It’s Either Me or You, Baby, and I Choose You…
Tom Kirkendall writes recently about the Dynegy case (with reference to the recent decision in the KPMG case) and the epidemic of corporations and firms willing to throw their employees “under the bus” in order to save their own skin. In case you’ve forgotten:
“…a recent civil lawsuit against Dynegy, Inc. involved issues relating to the Justice Department’s 2003 threat to indict the company that contributed dramatically to the barbaric prosecution and prison sentence of former mid-level Dynegy executive, Jamie Olis. The evidence from that trial is now slowly filtering out and reveals a systematic effort by federal prosecutors to interfere with Olis’ defense of the government’s charges….According to transcripts from a late-April trial, [Dynegy CEO] Bruce Williamson testified that after a January 2003 meeting with the US attorney, “I walked out of there a few pounds lighter. An indictment clearly would have put the company out of business.” [. . .]
Williamson said he feared that a criminal indictment against Dynegy on the heels of mass layoffs would have “shut the company down” by forcing the departure of the firm’s remaining 1,400 employees. An indictment never came. Williamson told the court that he took a hard line against any current or former Dynegy employee being investigated by the government.
“I’m not going to give people the presumption of innocence,” he said. “Anybody on that list needs to be investigated fully and we needed to determine whether they were guilty or not. If they are, they need to leave the company. If they are going to be indicted, they need to leave the company. If there is a doubt, they need to leave the company,” Williamson testified. . . “
As Kirkendall states, “It’s a sad sign of our times that federal authorities deem “nothing wrong” with threatening to put a company out of business for merely defending its employees. “
Now, I am the first to come to the defense of employees who seem to have been made a scapegoat by corporate management or a Board of Directors who are covering up institutional, systemic problems that they really don’t want to fix. I’m always more skeptical of management than labor…But I’m not sure who the bad guys are in the KPMG case, for example. Is the bad guy the firm that supported and benefited from the tax shelter schemes, while turning a blind eye to the potential illegality of them or are the bad guys the partners, the “rogue partners,” who tarnished the good name of KPMG in the pursuit of personal wealth and glory? There are already enough judges involved in trying this case…
As another example, (although a law firm partner is not usually considered “labor”), there’s also the recent case, related to the KPMG case, of the Sidley Austin partner that was pretty quickly hung out to dry by that firm.
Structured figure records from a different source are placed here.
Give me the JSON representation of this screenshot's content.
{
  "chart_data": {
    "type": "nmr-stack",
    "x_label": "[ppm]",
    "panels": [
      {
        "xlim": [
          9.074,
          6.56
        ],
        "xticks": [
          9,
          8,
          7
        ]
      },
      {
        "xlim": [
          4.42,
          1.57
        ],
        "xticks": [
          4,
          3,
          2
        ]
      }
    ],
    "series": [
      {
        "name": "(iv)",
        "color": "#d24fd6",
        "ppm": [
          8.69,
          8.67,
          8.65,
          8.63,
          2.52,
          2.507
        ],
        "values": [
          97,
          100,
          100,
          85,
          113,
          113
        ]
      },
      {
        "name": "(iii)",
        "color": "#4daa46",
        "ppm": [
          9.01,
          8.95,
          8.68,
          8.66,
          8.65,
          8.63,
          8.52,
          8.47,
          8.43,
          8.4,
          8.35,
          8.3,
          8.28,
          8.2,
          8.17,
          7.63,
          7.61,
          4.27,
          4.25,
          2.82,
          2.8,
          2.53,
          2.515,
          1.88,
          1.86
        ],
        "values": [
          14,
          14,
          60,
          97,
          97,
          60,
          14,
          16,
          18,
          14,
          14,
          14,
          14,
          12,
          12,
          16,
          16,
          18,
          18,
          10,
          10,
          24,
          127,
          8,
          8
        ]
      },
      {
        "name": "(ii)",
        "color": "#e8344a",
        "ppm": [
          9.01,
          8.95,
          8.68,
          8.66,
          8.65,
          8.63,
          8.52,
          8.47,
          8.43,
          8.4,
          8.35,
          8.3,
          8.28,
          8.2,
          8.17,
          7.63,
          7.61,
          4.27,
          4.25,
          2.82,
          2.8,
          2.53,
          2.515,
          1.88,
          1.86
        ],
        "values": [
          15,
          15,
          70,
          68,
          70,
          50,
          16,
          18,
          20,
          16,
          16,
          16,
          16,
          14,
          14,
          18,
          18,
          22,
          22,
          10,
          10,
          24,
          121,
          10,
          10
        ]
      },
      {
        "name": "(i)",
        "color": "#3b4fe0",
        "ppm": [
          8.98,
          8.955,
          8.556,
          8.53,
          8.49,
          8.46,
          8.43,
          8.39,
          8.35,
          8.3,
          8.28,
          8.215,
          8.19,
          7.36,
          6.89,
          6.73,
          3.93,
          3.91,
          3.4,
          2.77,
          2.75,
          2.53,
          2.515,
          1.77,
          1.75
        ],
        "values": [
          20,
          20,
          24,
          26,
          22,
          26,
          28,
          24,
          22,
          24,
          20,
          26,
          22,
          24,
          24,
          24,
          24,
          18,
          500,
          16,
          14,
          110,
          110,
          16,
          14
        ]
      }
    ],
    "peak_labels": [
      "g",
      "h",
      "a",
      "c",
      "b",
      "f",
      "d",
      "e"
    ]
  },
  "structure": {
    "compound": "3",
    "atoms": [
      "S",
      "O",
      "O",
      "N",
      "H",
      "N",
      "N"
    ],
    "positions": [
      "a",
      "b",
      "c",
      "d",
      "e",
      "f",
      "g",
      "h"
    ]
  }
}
Although the facts, described below, seem to justify their actions prima facie.
What’s interesting to me is that the corporations and firms (as well as the prosecutors) are open about the “lesser evil” choice they have made:
“A press release issued by the U.S. Attorney’s Office for the Southern District of New York (available below) discussed the reasons why, under the McNulty Memo, the decision was made not to charge the law firm:
-Ruble’s activities were primarily while he was with Brown & Wood before it merged with Sidley in 2001, and only a few opinions were issued after the merger on Ruble’s insistence that he had an ethical obligation to provide them.
-The government accuses Ruble of providing “cookie-cutter” opinions that did not properly reflect the legality of the tax shelter transactions.
-Sidley notified the IRS once it learned about the problems with Ruble’s opinions and fired him shortly thereafter.
-The firm adopted a “model compliance program” after discovering the problem and cooperated in the criminal and IRS investigations.
–The collateral consequences of a criminal prosecution on employees, partners, and clients of the firm.“
But as Paul Davies points out in the WSJ Law Blog, (of all places), things are always a little more complicated than that. Sometimes too many of the same people are involved in these things and it can be difficult for the outside reader of newspapers and other business publications to form a true conclusion from the facts presented. There are longstanding relationships, loyalties, mutual interests and debts owed, as well as grievances pursued, payback and revenge or just plain bias at work. Each case is different and I am grateful to the legal writers amongst us who, at least, explain the law behind these stories, instead of just repeating the sensational facts.
That all being said, the McNulty Memo, (and previously the Thompson Memo,) while brilliant in concept from a strategic perspective, is a thug’s tool. Maybe some of these guys can get jobs with Littler Mendelson. I hear that over there they persuade you the old fashioned way: They beat you into submission…
Great comments -but who is responsible for correcting these improper actions and taking steps to make sure they do not happen again or are at least reviewed by some impartial group who knows the law?